The GBNF grammar gates which actions are available: retrieval actions only appear in the mask when --with-rag is set. Without the flag, the agent cannot accidentally call them even if the LLM tries to generate the action name.

Audit log

Every retrieval call is recorded to ~/.sno/audit_retrieval.jsonl:

{"ts": "2026-04-24T10:32:01Z", "session_id": "01HW...", "tool": "search_traces",
 "query": "exhaustiveness case Nothing", "hits": 3, "top_score": 0.82}

Use this log to understand which retrieval queries succeed and which need corpus expansion.

HITL gate

When the agent proposes a patch, it pauses for human-in-the-loop (HITL) confirmation if the diff touches more than a configurable threshold of lines.
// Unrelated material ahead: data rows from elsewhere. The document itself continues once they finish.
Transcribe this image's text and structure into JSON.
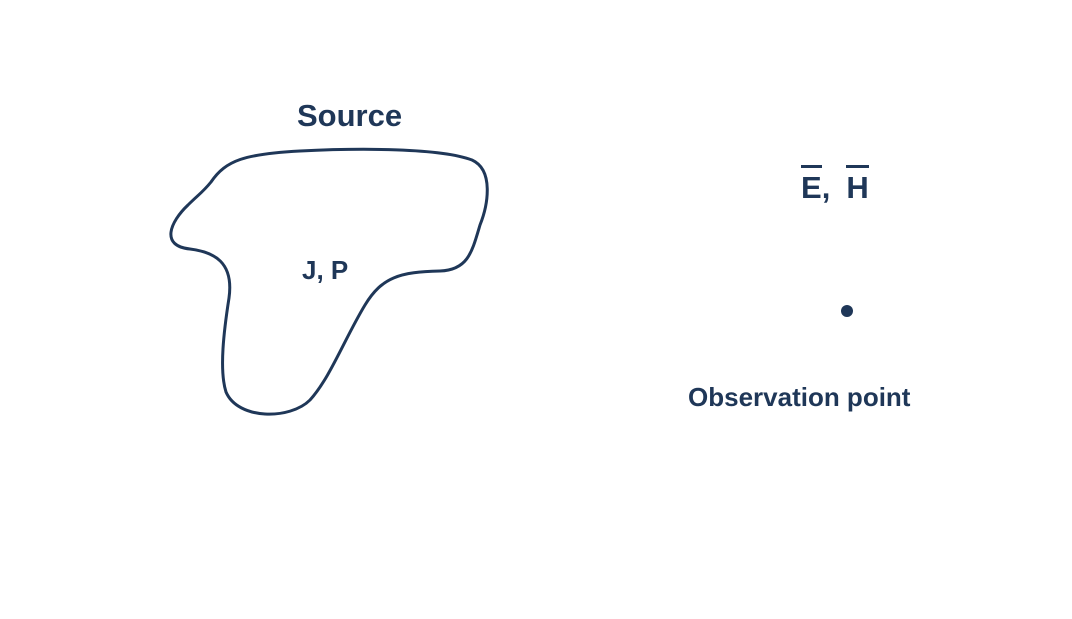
{
  "diagram": {
    "source_title": "Source",
    "source_quantities": "J, P",
    "fields": {
      "e_field": "E",
      "separator": ",",
      "h_field": "H"
    },
    "observation_label": "Observation point",
    "colors": {
      "ink": "#1f3758",
      "background": "#ffffff"
    }
  }
}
The diff is shown in the terminal with a y/n prompt. Set SNO_FIX_HITL_THRESHOLD=0 to disable (fully autonomous mode).

Architecture

react_agent.py

Python 3.9+ script (lang/tools/llm/react_agent.py). Requires no extra deps beyond the Anthropic SDK. Calls the Synoema CLI for typecheck/run; calls the MCP server for retrieval when --with-rag is set.

mcp_client.py

Hermetic JSON-RPC MCP stdio client (lang/tools/llm/mcp_client.py). Spawns synoema-mcp as a subprocess, sends tool calls, receives responses. Falls back gracefully with a single warning on stderr if MCP is unavailable.